Fascinating work by Flannen et al, here. Who Pays for Tariffs Along the Supply Chain? Evidence from European Wine Tariffs?
"We exploit additional detailed product-level alcohol label data for all wines sold in the U.S. to document how changes in product composition reflect an intriguing case of tariff engineering.
Because the initial tariffs only applied to wines defined by a threshold level of alcohol content (≤ 14% ABV), we document a systematic shift in new product offerings toward higher alcohol content exempt from these tariffs, as well as engineering of existing wines to modify the listed alcohol content for exemption from these tariffs"

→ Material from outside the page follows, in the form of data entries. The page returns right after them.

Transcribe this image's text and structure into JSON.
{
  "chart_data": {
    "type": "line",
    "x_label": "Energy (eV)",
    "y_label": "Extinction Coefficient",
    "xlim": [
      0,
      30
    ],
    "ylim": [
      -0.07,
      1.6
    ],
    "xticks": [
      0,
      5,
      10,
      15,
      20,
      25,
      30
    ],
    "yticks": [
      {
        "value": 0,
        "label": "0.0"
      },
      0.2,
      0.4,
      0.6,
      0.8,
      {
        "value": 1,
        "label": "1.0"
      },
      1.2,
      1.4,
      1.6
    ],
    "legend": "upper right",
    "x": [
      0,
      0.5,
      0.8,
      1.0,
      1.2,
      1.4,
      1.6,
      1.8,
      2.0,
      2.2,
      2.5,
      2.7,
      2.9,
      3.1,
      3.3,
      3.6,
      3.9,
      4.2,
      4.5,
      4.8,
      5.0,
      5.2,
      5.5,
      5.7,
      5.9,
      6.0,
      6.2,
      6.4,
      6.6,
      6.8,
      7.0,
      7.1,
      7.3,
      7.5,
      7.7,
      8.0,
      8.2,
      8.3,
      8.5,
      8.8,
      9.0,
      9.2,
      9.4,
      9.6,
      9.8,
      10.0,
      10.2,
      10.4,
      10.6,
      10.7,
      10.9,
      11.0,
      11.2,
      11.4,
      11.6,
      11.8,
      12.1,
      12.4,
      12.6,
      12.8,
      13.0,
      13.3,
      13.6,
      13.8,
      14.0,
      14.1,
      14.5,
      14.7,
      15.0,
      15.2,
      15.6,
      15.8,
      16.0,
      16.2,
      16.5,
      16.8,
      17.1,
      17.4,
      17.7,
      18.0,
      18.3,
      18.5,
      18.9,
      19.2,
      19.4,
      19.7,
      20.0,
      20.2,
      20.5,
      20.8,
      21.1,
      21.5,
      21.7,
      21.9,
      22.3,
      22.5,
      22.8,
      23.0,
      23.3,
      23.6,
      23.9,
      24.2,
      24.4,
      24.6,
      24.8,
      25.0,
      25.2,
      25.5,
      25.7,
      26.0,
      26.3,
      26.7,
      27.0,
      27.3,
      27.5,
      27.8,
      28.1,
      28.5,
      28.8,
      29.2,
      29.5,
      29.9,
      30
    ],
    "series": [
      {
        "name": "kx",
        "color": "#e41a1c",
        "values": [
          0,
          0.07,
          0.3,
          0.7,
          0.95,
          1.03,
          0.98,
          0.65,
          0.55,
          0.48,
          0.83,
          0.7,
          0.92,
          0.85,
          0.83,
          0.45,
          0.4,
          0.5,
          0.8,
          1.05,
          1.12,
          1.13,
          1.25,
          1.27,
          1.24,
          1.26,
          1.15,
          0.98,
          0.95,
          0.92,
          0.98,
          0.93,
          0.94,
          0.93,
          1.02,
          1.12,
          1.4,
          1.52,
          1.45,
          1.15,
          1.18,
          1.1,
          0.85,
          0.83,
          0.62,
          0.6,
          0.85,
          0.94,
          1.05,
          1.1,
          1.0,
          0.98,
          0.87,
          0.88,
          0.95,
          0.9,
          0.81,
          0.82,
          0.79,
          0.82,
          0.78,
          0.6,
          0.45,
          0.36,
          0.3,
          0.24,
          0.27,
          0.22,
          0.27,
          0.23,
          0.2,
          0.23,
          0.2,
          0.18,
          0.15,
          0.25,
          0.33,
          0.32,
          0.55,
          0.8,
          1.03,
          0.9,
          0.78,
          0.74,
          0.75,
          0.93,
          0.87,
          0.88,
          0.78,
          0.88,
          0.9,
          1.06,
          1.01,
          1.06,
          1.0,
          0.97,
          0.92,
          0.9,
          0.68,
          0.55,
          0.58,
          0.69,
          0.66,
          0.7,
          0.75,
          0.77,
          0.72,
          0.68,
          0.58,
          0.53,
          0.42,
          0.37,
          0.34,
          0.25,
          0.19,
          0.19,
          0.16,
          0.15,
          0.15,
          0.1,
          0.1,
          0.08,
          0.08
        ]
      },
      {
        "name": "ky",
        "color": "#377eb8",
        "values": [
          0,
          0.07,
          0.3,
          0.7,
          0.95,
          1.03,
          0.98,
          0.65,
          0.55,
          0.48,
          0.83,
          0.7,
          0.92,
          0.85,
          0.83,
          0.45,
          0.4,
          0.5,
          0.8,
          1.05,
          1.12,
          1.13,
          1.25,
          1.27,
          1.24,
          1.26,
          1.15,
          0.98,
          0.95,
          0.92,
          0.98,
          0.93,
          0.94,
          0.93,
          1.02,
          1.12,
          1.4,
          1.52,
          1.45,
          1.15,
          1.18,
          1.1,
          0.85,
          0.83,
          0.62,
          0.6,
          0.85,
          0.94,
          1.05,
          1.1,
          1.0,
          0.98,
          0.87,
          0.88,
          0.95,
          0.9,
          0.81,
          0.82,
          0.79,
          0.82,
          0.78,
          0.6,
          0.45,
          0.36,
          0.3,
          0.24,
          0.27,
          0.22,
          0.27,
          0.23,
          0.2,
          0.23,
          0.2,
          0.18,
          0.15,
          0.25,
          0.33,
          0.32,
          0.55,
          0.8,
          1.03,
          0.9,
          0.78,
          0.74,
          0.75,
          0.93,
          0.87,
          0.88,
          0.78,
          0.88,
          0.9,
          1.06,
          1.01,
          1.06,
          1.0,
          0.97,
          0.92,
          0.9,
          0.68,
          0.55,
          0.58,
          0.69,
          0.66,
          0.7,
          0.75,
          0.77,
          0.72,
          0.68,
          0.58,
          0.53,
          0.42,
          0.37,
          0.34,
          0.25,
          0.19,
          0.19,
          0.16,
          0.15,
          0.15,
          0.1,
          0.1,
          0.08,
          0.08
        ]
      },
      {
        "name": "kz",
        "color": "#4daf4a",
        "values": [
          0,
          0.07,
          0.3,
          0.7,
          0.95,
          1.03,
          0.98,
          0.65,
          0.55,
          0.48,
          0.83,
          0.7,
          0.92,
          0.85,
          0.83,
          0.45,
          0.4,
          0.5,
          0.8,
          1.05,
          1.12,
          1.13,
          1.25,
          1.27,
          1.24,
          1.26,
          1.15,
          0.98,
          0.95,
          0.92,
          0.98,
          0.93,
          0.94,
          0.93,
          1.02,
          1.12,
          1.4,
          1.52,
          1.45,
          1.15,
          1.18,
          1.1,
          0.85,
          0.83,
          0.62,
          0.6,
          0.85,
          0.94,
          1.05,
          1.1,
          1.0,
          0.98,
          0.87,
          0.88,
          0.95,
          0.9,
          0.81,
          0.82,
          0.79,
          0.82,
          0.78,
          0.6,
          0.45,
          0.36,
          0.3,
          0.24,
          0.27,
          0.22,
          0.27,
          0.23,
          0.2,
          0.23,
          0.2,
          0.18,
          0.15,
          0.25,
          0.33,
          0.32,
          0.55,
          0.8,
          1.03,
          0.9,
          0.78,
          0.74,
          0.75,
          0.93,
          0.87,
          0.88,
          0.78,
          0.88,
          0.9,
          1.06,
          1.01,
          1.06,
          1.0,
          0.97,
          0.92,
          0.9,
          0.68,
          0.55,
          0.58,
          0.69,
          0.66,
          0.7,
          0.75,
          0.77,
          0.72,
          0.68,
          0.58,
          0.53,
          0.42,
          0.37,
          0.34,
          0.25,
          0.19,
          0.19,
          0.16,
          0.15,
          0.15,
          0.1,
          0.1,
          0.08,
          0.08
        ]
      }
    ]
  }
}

They show an example of how wine was relabelled
And make the comment:
Given the speed with which we observe the tariff-engineering behavior documented in Figure 5 above, it seems unlikely that the wines changing threshold levels to avoid the higher tariff involved actual changes in alcohol content. Rather, these adjustments likely reflected changes in what was reported on wine labels. Using testing data from the Liquor Control Board of Ontario for 1992-2009, Alston, Fuller, Lapsley, Soleas and Tumber (2015) document that alcohol content was underreported on average, and that, conditional on underreporting, the true alcohol content was understated by 0.42 percentage points
A fascinating example of adjustment by non-price dimensions.